In the early 2000s, while most artists were chasing pop relevance, Dolly Parton was quietly executing one of the boldest reinventions in modern music. She had turned away from glossy country-pop and returned to Appalachian roots, committing herself to a trilogy of bluegrass and folk records that would redefine her legacy. The most shocking moment of that era came when she reached across genre lines and transformed a 1990s grunge anthem into a mountain hymn—without warning the man who wrote it.

That man was Ed Roland.

In 2001, Roland, the lead singer and principal songwriter of Collective Soul, was eating dinner in Arizona, entirely unaware that his biggest hit, "Shine," was being reborn on national television. The song, originally released in 1994, was defined by drop-D guitar riffs, post-grunge weight, and spiritual frustration wrapped in distortion.

Then his phone rang.

On the other end was his father, shouting in disbelief: "Turn on the TV! Dolly Parton is singing your song!" Roland scrambled to the screen just in time to witness something surreal. Where his version was heavy and brooding, Parton's was fast, joyful, and transcendent—banjos and fiddles replacing amplifiers, grit replaced by grace.

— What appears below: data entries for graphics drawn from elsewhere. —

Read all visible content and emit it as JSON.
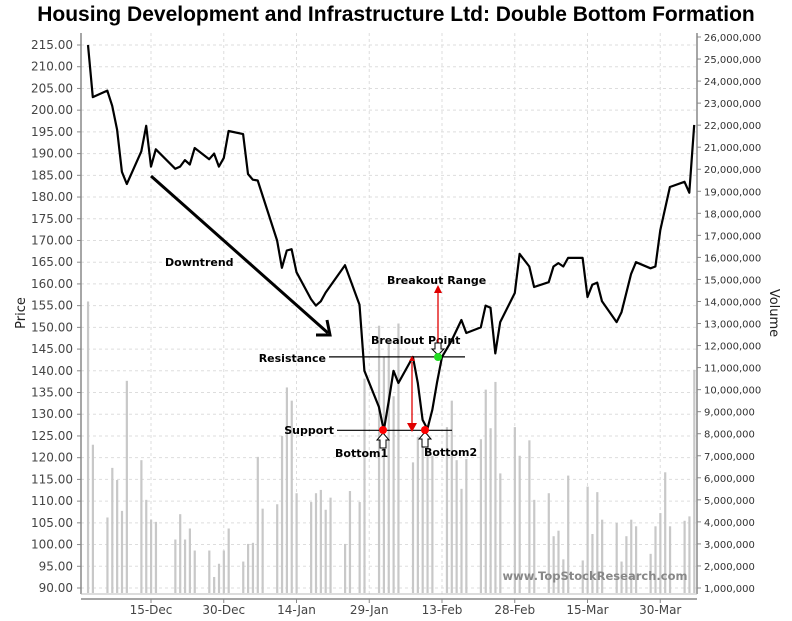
{
  "chart_data": {
    "type": "line",
    "title": "Housing Development and Infrastructure Ltd: Double Bottom Formation",
    "ylabel": "Price",
    "y2label": "Volume",
    "ylim": [
      90,
      215
    ],
    "y2lim": [
      1000000,
      26000000
    ],
    "grid": true,
    "colors": {
      "price": "#000000",
      "volume": "#c8c8c8",
      "annotation_arrow": "#e00000",
      "bottom_marker": "#ff0000",
      "breakout_marker": "#22dd22"
    },
    "x_ticks": [
      "15-Dec",
      "30-Dec",
      "14-Jan",
      "29-Jan",
      "13-Feb",
      "28-Feb",
      "15-Mar",
      "30-Mar"
    ],
    "y_ticks": [
      "90.00",
      "95.00",
      "100.00",
      "105.00",
      "110.00",
      "115.00",
      "120.00",
      "125.00",
      "130.00",
      "135.00",
      "140.00",
      "145.00",
      "150.00",
      "155.00",
      "160.00",
      "165.00",
      "170.00",
      "175.00",
      "180.00",
      "185.00",
      "190.00",
      "195.00",
      "200.00",
      "205.00",
      "210.00",
      "215.00"
    ],
    "y2_ticks": [
      "1,000,000",
      "2,000,000",
      "3,000,000",
      "4,000,000",
      "5,000,000",
      "6,000,000",
      "7,000,000",
      "8,000,000",
      "9,000,000",
      "10,000,000",
      "11,000,000",
      "12,000,000",
      "13,000,000",
      "14,000,000",
      "15,000,000",
      "16,000,000",
      "17,000,000",
      "18,000,000",
      "19,000,000",
      "20,000,000",
      "21,000,000",
      "22,000,000",
      "23,000,000",
      "24,000,000",
      "25,000,000",
      "26,000,000"
    ],
    "price": [
      [
        "02-Dec",
        215.0
      ],
      [
        "03-Dec",
        203.0
      ],
      [
        "06-Dec",
        204.5
      ],
      [
        "07-Dec",
        201.0
      ],
      [
        "08-Dec",
        195.5
      ],
      [
        "09-Dec",
        185.8
      ],
      [
        "10-Dec",
        183.0
      ],
      [
        "13-Dec",
        190.5
      ],
      [
        "14-Dec",
        196.4
      ],
      [
        "15-Dec",
        187.0
      ],
      [
        "16-Dec",
        191.0
      ],
      [
        "20-Dec",
        186.5
      ],
      [
        "21-Dec",
        187.0
      ],
      [
        "22-Dec",
        188.5
      ],
      [
        "23-Dec",
        187.5
      ],
      [
        "24-Dec",
        191.3
      ],
      [
        "27-Dec",
        188.7
      ],
      [
        "28-Dec",
        190.0
      ],
      [
        "29-Dec",
        187.0
      ],
      [
        "30-Dec",
        189.0
      ],
      [
        "31-Dec",
        195.2
      ],
      [
        "03-Jan",
        194.5
      ],
      [
        "04-Jan",
        185.3
      ],
      [
        "05-Jan",
        184.0
      ],
      [
        "06-Jan",
        183.8
      ],
      [
        "10-Jan",
        170.0
      ],
      [
        "11-Jan",
        163.7
      ],
      [
        "12-Jan",
        167.7
      ],
      [
        "13-Jan",
        168.0
      ],
      [
        "14-Jan",
        162.7
      ],
      [
        "17-Jan",
        156.5
      ],
      [
        "18-Jan",
        155.0
      ],
      [
        "19-Jan",
        156.0
      ],
      [
        "20-Jan",
        158.0
      ],
      [
        "24-Jan",
        164.3
      ],
      [
        "27-Jan",
        155.2
      ],
      [
        "28-Jan",
        140.0
      ],
      [
        "31-Jan",
        131.7
      ],
      [
        "01-Feb",
        126.3
      ],
      [
        "02-Feb",
        132.8
      ],
      [
        "03-Feb",
        140.0
      ],
      [
        "04-Feb",
        137.2
      ],
      [
        "07-Feb",
        143.2
      ],
      [
        "08-Feb",
        137.2
      ],
      [
        "09-Feb",
        128.7
      ],
      [
        "10-Feb",
        126.6
      ],
      [
        "11-Feb",
        131.0
      ],
      [
        "12-Feb",
        137.4
      ],
      [
        "13-Feb",
        143.2
      ],
      [
        "15-Feb",
        147.0
      ],
      [
        "17-Feb",
        151.7
      ],
      [
        "18-Feb",
        148.7
      ],
      [
        "21-Feb",
        150.0
      ],
      [
        "22-Feb",
        155.0
      ],
      [
        "23-Feb",
        154.5
      ],
      [
        "24-Feb",
        144.0
      ],
      [
        "25-Feb",
        151.2
      ],
      [
        "28-Feb",
        157.9
      ],
      [
        "01-Mar",
        166.9
      ],
      [
        "03-Mar",
        164.0
      ],
      [
        "04-Mar",
        159.3
      ],
      [
        "07-Mar",
        160.4
      ],
      [
        "08-Mar",
        164.0
      ],
      [
        "09-Mar",
        164.8
      ],
      [
        "10-Mar",
        164.0
      ],
      [
        "11-Mar",
        166.0
      ],
      [
        "14-Mar",
        166.0
      ],
      [
        "15-Mar",
        157.0
      ],
      [
        "16-Mar",
        159.8
      ],
      [
        "17-Mar",
        160.3
      ],
      [
        "18-Mar",
        156.0
      ],
      [
        "21-Mar",
        151.2
      ],
      [
        "22-Mar",
        153.5
      ],
      [
        "24-Mar",
        162.3
      ],
      [
        "25-Mar",
        165.0
      ],
      [
        "28-Mar",
        163.6
      ],
      [
        "29-Mar",
        164.0
      ],
      [
        "30-Mar",
        172.4
      ],
      [
        "01-Apr",
        182.3
      ],
      [
        "04-Apr",
        183.5
      ],
      [
        "05-Apr",
        181.0
      ],
      [
        "06-Apr",
        196.6
      ]
    ],
    "volume": [
      [
        "02-Dec",
        14000000
      ],
      [
        "03-Dec",
        7500000
      ],
      [
        "06-Dec",
        4200000
      ],
      [
        "07-Dec",
        6450000
      ],
      [
        "08-Dec",
        5900000
      ],
      [
        "09-Dec",
        4500000
      ],
      [
        "10-Dec",
        10400000
      ],
      [
        "13-Dec",
        6800000
      ],
      [
        "14-Dec",
        5000000
      ],
      [
        "15-Dec",
        4100000
      ],
      [
        "16-Dec",
        4000000
      ],
      [
        "20-Dec",
        3200000
      ],
      [
        "21-Dec",
        4350000
      ],
      [
        "22-Dec",
        3200000
      ],
      [
        "23-Dec",
        3700000
      ],
      [
        "24-Dec",
        2700000
      ],
      [
        "27-Dec",
        2700000
      ],
      [
        "28-Dec",
        1500000
      ],
      [
        "29-Dec",
        2100000
      ],
      [
        "30-Dec",
        2700000
      ],
      [
        "31-Dec",
        3700000
      ],
      [
        "03-Jan",
        2200000
      ],
      [
        "04-Jan",
        3000000
      ],
      [
        "05-Jan",
        3050000
      ],
      [
        "06-Jan",
        6950000
      ],
      [
        "07-Jan",
        4600000
      ],
      [
        "10-Jan",
        4800000
      ],
      [
        "11-Jan",
        7900000
      ],
      [
        "12-Jan",
        10100000
      ],
      [
        "13-Jan",
        9500000
      ],
      [
        "14-Jan",
        5300000
      ],
      [
        "17-Jan",
        4900000
      ],
      [
        "18-Jan",
        5300000
      ],
      [
        "19-Jan",
        5450000
      ],
      [
        "20-Jan",
        4550000
      ],
      [
        "21-Jan",
        5100000
      ],
      [
        "24-Jan",
        3000000
      ],
      [
        "25-Jan",
        5400000
      ],
      [
        "27-Jan",
        4900000
      ],
      [
        "28-Jan",
        10500000
      ],
      [
        "31-Jan",
        12900000
      ],
      [
        "01-Feb",
        11500000
      ],
      [
        "02-Feb",
        12200000
      ],
      [
        "03-Feb",
        9700000
      ],
      [
        "04-Feb",
        13000000
      ],
      [
        "07-Feb",
        6700000
      ],
      [
        "08-Feb",
        7850000
      ],
      [
        "09-Feb",
        7900000
      ],
      [
        "10-Feb",
        8000000
      ],
      [
        "11-Feb",
        7000000
      ],
      [
        "14-Feb",
        8300000
      ],
      [
        "15-Feb",
        9500000
      ],
      [
        "16-Feb",
        6800000
      ],
      [
        "17-Feb",
        5500000
      ],
      [
        "18-Feb",
        6850000
      ],
      [
        "21-Feb",
        7750000
      ],
      [
        "22-Feb",
        10000000
      ],
      [
        "23-Feb",
        8250000
      ],
      [
        "24-Feb",
        10350000
      ],
      [
        "25-Feb",
        6200000
      ],
      [
        "28-Feb",
        8300000
      ],
      [
        "01-Mar",
        7000000
      ],
      [
        "03-Mar",
        7700000
      ],
      [
        "04-Mar",
        5000000
      ],
      [
        "07-Mar",
        5300000
      ],
      [
        "08-Mar",
        3350000
      ],
      [
        "09-Mar",
        3600000
      ],
      [
        "10-Mar",
        2300000
      ],
      [
        "11-Mar",
        6100000
      ],
      [
        "14-Mar",
        2250000
      ],
      [
        "15-Mar",
        5600000
      ],
      [
        "16-Mar",
        3450000
      ],
      [
        "17-Mar",
        5350000
      ],
      [
        "18-Mar",
        4100000
      ],
      [
        "21-Mar",
        3950000
      ],
      [
        "22-Mar",
        2200000
      ],
      [
        "23-Mar",
        3350000
      ],
      [
        "24-Mar",
        4100000
      ],
      [
        "25-Mar",
        3800000
      ],
      [
        "28-Mar",
        2550000
      ],
      [
        "29-Mar",
        3800000
      ],
      [
        "30-Mar",
        4400000
      ],
      [
        "31-Mar",
        6250000
      ],
      [
        "01-Apr",
        3800000
      ],
      [
        "04-Apr",
        4050000
      ],
      [
        "05-Apr",
        4250000
      ],
      [
        "06-Apr",
        10900000
      ]
    ],
    "annotations": {
      "downtrend": "Downtrend",
      "breakout_range": "Breakout Range",
      "breakout_point": "Brealout Point",
      "resistance": "Resistance",
      "support": "Support",
      "bottom1": "Bottom1",
      "bottom2": "Bottom2",
      "support_level": 126.3,
      "resistance_level": 143.2
    },
    "watermark": "www.TopStockResearch.com"
  }
}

Parton had reimagined "Shine" for her album Little Sparrow, a record that leaned fully into bluegrass tradition. Instead of sanding down the song's spiritual core, she amplified it. The plea in the chorus—"Heaven let your light shine down"—was no longer an existential cry; it became a revival.

The risk was enormous. In the early 2000s, genre boundaries were still rigid. A country legend covering a grunge-era alternative rock song could have felt gimmicky or disrespectful. Instead, Parton treated the composition as sacred text. With elite acoustic musicians and a relentless tempo, she recreated the urgency of the original without copying its sound.

Roland was reportedly stunned—and deeply honored. He later said he was "blown away," noting that hearing someone of Parton's stature reinterpret his work felt like a validation of his songwriting at the highest level. For a rock songwriter, it was the equivalent of a benediction.

The industry agreed. At the 44th Annual Grammy Awards in 2002, Parton's version of "Shine" won Best Female Country Vocal Performance. What began as a surprise television performance ended as one of the most unlikely Grammy victories of the decade.

While Collective Soul's original peaked at No. 11 on the Billboard Hot 100, Parton's rendition carved out a second life for the song—one that bridged generations, genres, and audiences. It proved that a great song is not owned by its distortion pedals or its era.

For Ed Roland, it remains one of the most surreal phone calls of his life. For Dolly Parton, it was simply another reminder that true songwriting doesn't belong to rock, country, or bluegrass—it belongs to whoever knows how to let it shine.